Whether an investment property or your family home, there has never been a better time to look into refinancing. Cash rates are at an all time low and banks and mortgage brokers are literally fighting to gain your business.
First off, for those who aren’t fully aware of what refinancing entails, it basically refers to the practice of using a new loan to pay off your existing loan. The benefits of refinancing could include lower interest rates, terms that suit you better and/or offers or incentives for switching to a new lender.
Most home owners know that it is recommended to review your loans yearly. However, how many of us can honestly say that we are doing this?
For the majority of us, a mortgage is signed, repayments are made, and the whole thing is tucked away- with nothing but a burden of debt left weighing over our heads.
So, why not see if there is a better option out there? Odds are that circumstances have changed since you originally settled on that particular mortgage rate.

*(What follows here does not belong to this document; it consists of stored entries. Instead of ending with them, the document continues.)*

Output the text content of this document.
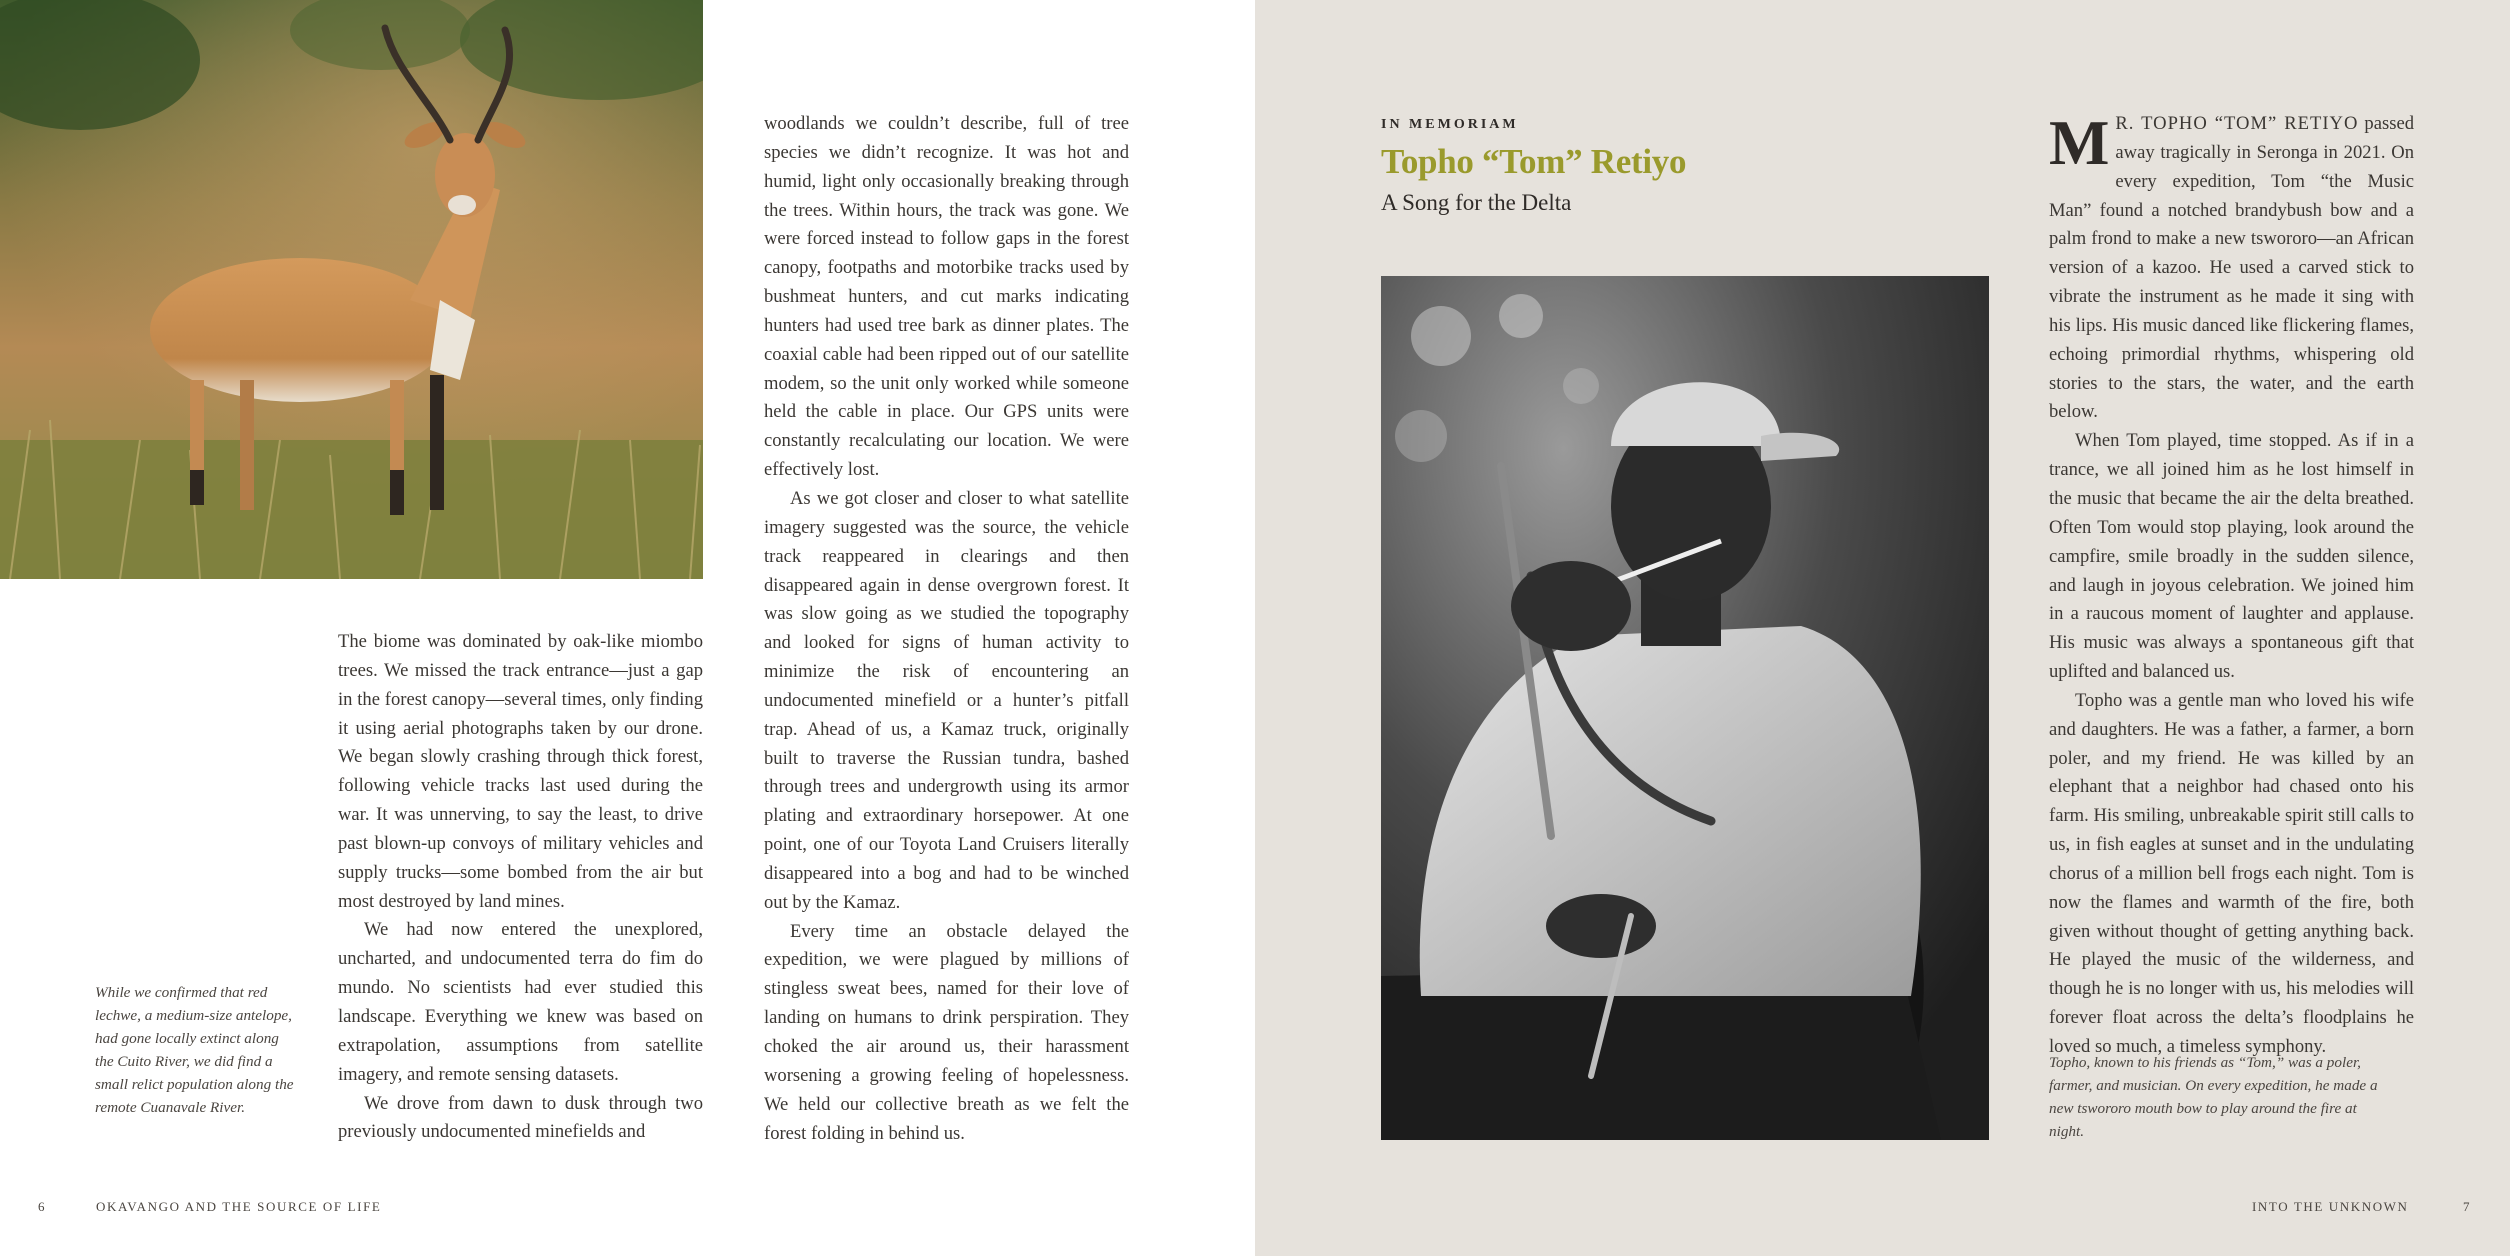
The biome was dominated by oak-like miombo trees. We missed the track entrance—just a gap in the forest canopy—several times, only finding it using aerial photographs taken by our drone. We began slowly crashing through thick forest, following vehicle tracks last used during the war. It was unnerving, to say the least, to drive past blown-up convoys of military vehicles and supply trucks—some bombed from the air but most destroyed by land mines.

We had now entered the unexplored, uncharted, and undocumented terra do fim do mundo. No scientists had ever studied this landscape. Everything we knew was based on extrapolation, assumptions from satellite imagery, and remote sensing datasets.

We drove from dawn to dusk through two previously undocumented minefields and

woodlands we couldn’t describe, full of tree species we didn’t recognize. It was hot and humid, light only occasionally breaking through the trees. Within hours, the track was gone. We were forced instead to follow gaps in the forest canopy, footpaths and motorbike tracks used by bushmeat hunters, and cut marks indicating hunters had used tree bark as dinner plates. The coaxial cable had been ripped out of our satellite modem, so the unit only worked while someone held the cable in place. Our GPS units were constantly recalculating our location. We were effectively lost.

As we got closer and closer to what satellite imagery suggested was the source, the vehicle track reappeared in clearings and then disappeared again in dense overgrown forest. It was slow going as we studied the topography and looked for signs of human activity to minimize the risk of encountering an undocumented minefield or a hunter’s pitfall trap. Ahead of us, a Kamaz truck, originally built to traverse the Russian tundra, bashed through trees and undergrowth using its armor plating and extraordinary horsepower. At one point, one of our Toyota Land Cruisers literally disappeared into a bog and had to be winched out by the Kamaz.

Every time an obstacle delayed the expedition, we were plagued by millions of stingless sweat bees, named for their love of landing on humans to drink perspiration. They choked the air around us, their harassment worsening a growing feeling of hopelessness. We held our collective breath as we felt the forest folding in behind us.

While we confirmed that red lechwe, a medium-size antelope, had gone locally extinct along the Cuito River, we did find a small relict population along the remote Cuanavale River.
6	OKAVANGO AND THE SOURCE OF LIFE
IN MEMORIAM
Topho “Tom” Retiyo
A Song for the Delta

M R. TOPHO “TOM” RETIYO passed away tragically in Seronga in 2021. On every expedition, Tom “the Music Man” found a notched brandybush bow and a palm frond to make a new tswororo—an African version of a kazoo. He used a carved stick to vibrate the instrument as he made it sing with his lips. His music danced like flickering flames, echoing primordial rhythms, whispering old stories to the stars, the water, and the earth below.

When Tom played, time stopped. As if in a trance, we all joined him as he lost himself in the music that became the air the delta breathed. Often Tom would stop playing, look around the campfire, smile broadly in the sudden silence, and laugh in joyous celebration. We joined him in a raucous moment of laughter and applause. His music was always a spontaneous gift that uplifted and balanced us.

Topho was a gentle man who loved his wife and daughters. He was a father, a farmer, a born poler, and my friend. He was killed by an elephant that a neighbor had chased onto his farm. His smiling, unbreakable spirit still calls to us, in fish eagles at sunset and in the undulating chorus of a million bell frogs each night. Tom is now the flames and warmth of the fire, both given without thought of getting anything back. He played the music of the wilderness, and though he is no longer with us, his melodies will forever float across the delta’s floodplains he loved so much, a timeless symphony.

Topho, known to his friends as “Tom,” was a poler, farmer, and musician. On every expedition, he made a new tswororo mouth bow to play around the fire at night.
INTO THE UNKNOWN	7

It is important to note, there is no ‘one approach fits all’ or equation to calculate how much the average person can save. Each individual case is unique and savings will vary from person to person. Yet, looking into refinancing can allow you to see whether or not you can be saving money on your mortgage and more importantly, reducing the amount of time spent repaying it.
So why now?
– Historically low interest rates creating home loans as low as 1.79%*
– Incentives being offered- as much as $4k cash back on certain refinances with certain institutions
– Consolidating several loans or debts into one package can help you to be more financially organised
With no risk and a high reward potential, there is no better time to review and potentially refinance your current home loans.
*this rate will not be available for everyone and is just an example.